Toti, « le grand chef qui fonce » pour le réveil Marquisien

Publié le 1 février 2018

Traditionnellement, aux Marquises, les prénoms des enfants étaient donnés, non pas par les parents, mais par des aïeux qui avaient la connaissance des généalogies. En choisissant le prénom d’un enfant, c’est une part de sa façon d’être, de sa personnalité que l’on construit, et qui peut aussi influencer le regard des autres. Il en est de même pour les noms de famille. Celui de Georges, alias Toti est « TEIKIEHUUPOKO », qui signifie « celui qui pousse de la tête, le grand chef qui fonce ».

Hasard ? Déterminisme ? Le Président de la Fédération MOTU HAKA pour la sauvegarde du patrimoine marquisien a tout d’un chef. Un homme déterminé, un de ceux qui osent bousculer les conventions, et qui préfèrent l’action aux paroles.  Le sourire aux lèvres, il avoue : « en plus, je suis bélier. » Hommes de Polynésie l’a rencontré.

Une enfance préservée

Toti me raconte ses origines, multiples : Marquisiennes /Espagnoles du côté de sa mère originaire de Hiva oa – Italiennes/Écossaises/Hawaïennes du côté de son père originaire de Ua Pou.

Son enfance, c’est sur l’île de son père, à Ua Pou, qu’il la passe en partie.

« Toute ma scolarité à l’école Saint Joseph, même au collège, tu n’avais pas le droit de parler marquisien à l’internat. On te donnait un bonnet d’âne. Il fallait trouver quelqu’un d’autre pour te remplacer. »

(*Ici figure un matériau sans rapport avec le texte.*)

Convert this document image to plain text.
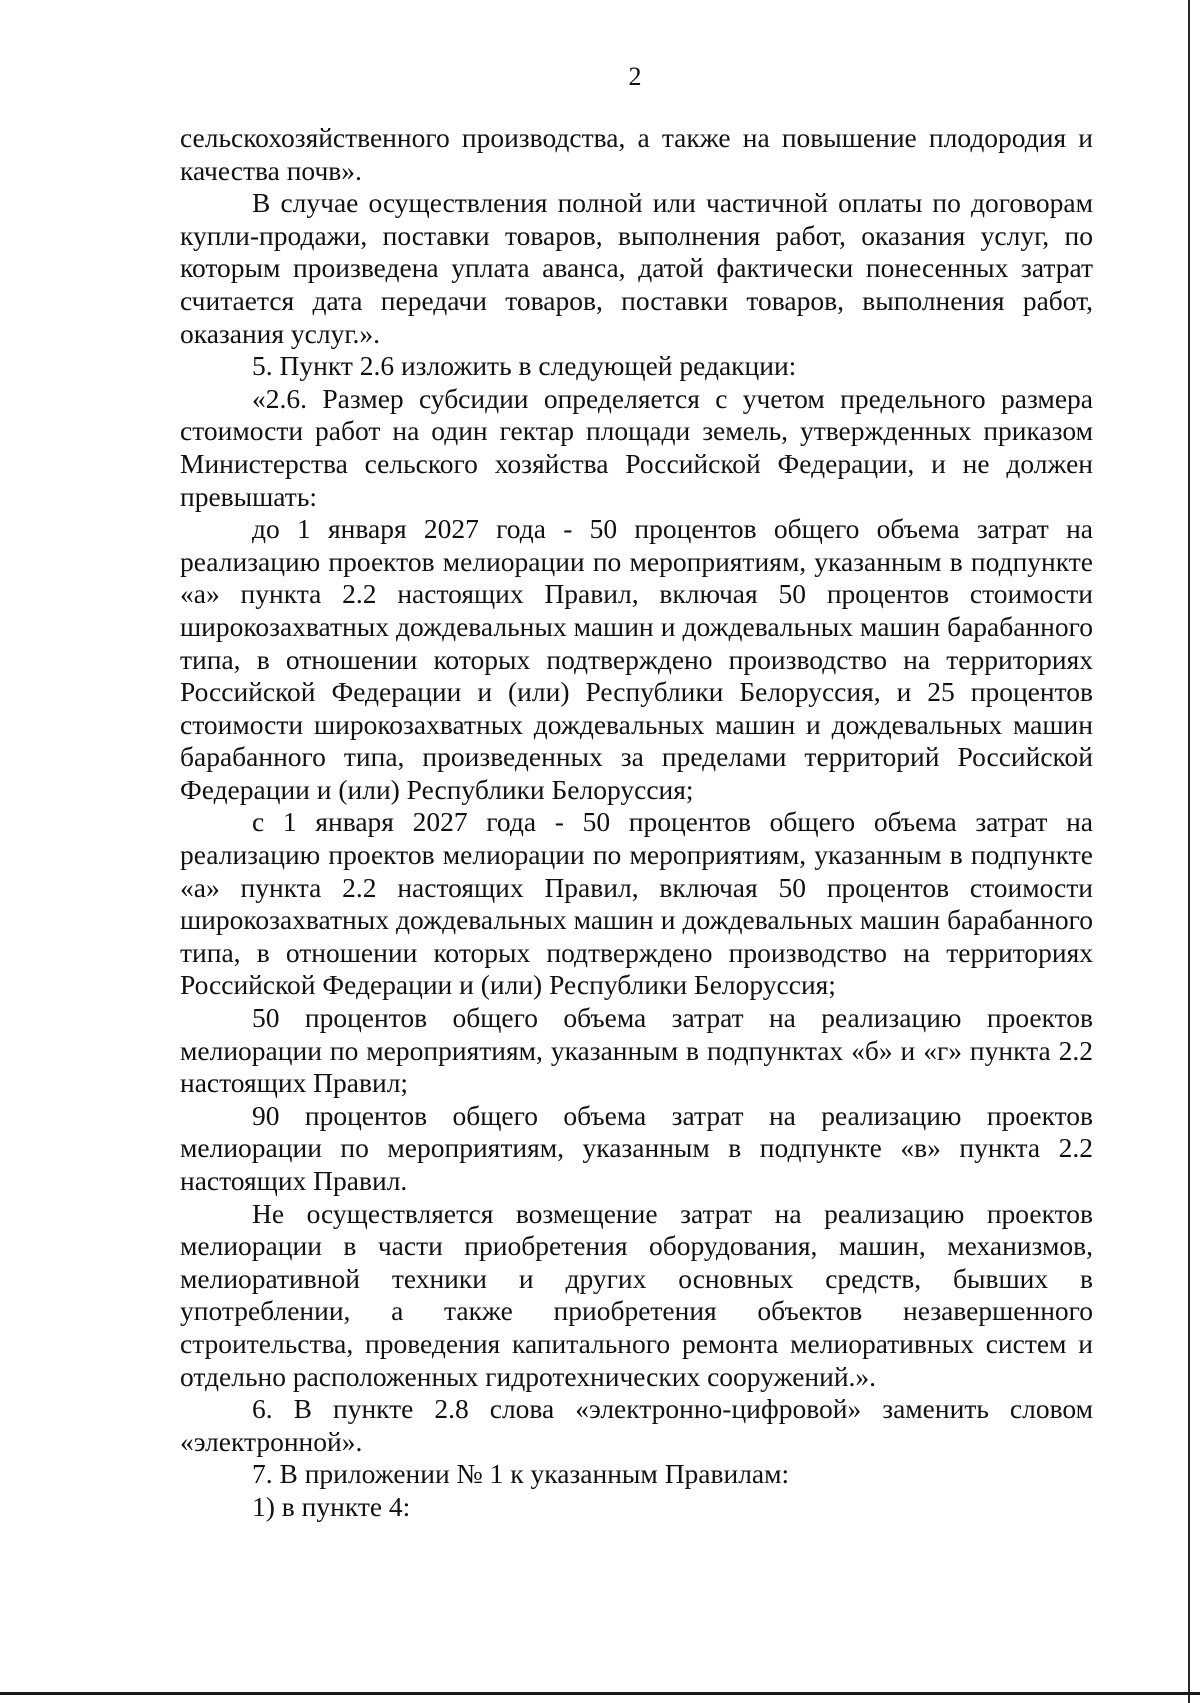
2

сельскохозяйственного производства, а также на повышение плодородия и качества почв».

В случае осуществления полной или частичной оплаты по договорам купли-продажи, поставки товаров, выполнения работ, оказания услуг, по которым произведена уплата аванса, датой фактически понесенных затрат считается дата передачи товаров, поставки товаров, выполнения работ, оказания услуг.».

5. Пункт 2.6 изложить в следующей редакции:

«2.6. Размер субсидии определяется с учетом предельного размера стоимости работ на один гектар площади земель, утвержденных приказом Министерства сельского хозяйства Российской Федерации, и не должен превышать:

до 1 января 2027 года - 50 процентов общего объема затрат на реализацию проектов мелиорации по мероприятиям, указанным в подпункте «а» пункта 2.2 настоящих Правил, включая 50 процентов стоимости широкозахватных дождевальных машин и дождевальных машин барабанного типа, в отношении которых подтверждено производство на территориях Российской Федерации и (или) Республики Белоруссия, и 25 процентов стоимости широкозахватных дождевальных машин и дождевальных машин барабанного типа, произведенных за пределами территорий Российской Федерации и (или) Республики Белоруссия;

с 1 января 2027 года - 50 процентов общего объема затрат на реализацию проектов мелиорации по мероприятиям, указанным в подпункте «а» пункта 2.2 настоящих Правил, включая 50 процентов стоимости широкозахватных дождевальных машин и дождевальных машин барабанного типа, в отношении которых подтверждено производство на территориях Российской Федерации и (или) Республики Белоруссия;

50 процентов общего объема затрат на реализацию проектов мелиорации по мероприятиям, указанным в подпунктах «б» и «г» пункта 2.2 настоящих Правил;

90 процентов общего объема затрат на реализацию проектов мелиорации по мероприятиям, указанным в подпункте «в» пункта 2.2 настоящих Правил.

Не осуществляется возмещение затрат на реализацию проектов мелиорации в части приобретения оборудования, машин, механизмов, мелиоративной техники и других основных средств, бывших в употреблении, а также приобретения объектов незавершенного строительства, проведения капитального ремонта мелиоративных систем и отдельно расположенных гидротехнических сооружений.».

6. В пункте 2.8 слова «электронно-цифровой» заменить словом «электронной».

7. В приложении № 1 к указанным Правилам:

1) в пункте 4:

Après un passage au Cours Normal de 1971 à 1973, devenu par la suite l’École Normale de Polynésie, il se souvient :

« Il y a une grande différence entre les élèves d’antan et ceux d’aujourd’hui. On nous traitait de marquisiens mangeurs d’hommes quand on parlait notre langue, le marquisien. »

Alors âgé de 19 ans seulement, Toti sera instituteur sur l’île de Ua Pou jusqu’à sa retraite en 2006. Père de quatre enfants, deux d’un premier lit et deux d’un deuxième lit, il ajoute : « La Culture a beaucoup changé mon comportement ».

Toti, à contre courant de la pensée établie : l'association Motu Haka

Rien de plus facile que de nager dans le sens du courant. Mais en 1977, Toti se rappelle :

« Ça m’a embêté qu’on ne chante plus nos chants traditionnels, qu’on ne danse plus nos danses traditionnelles. La première association culturelle marquisienne a été mise en place cette année-là, avec la complicité d’un évêque, Monseigneur Le Cléach. »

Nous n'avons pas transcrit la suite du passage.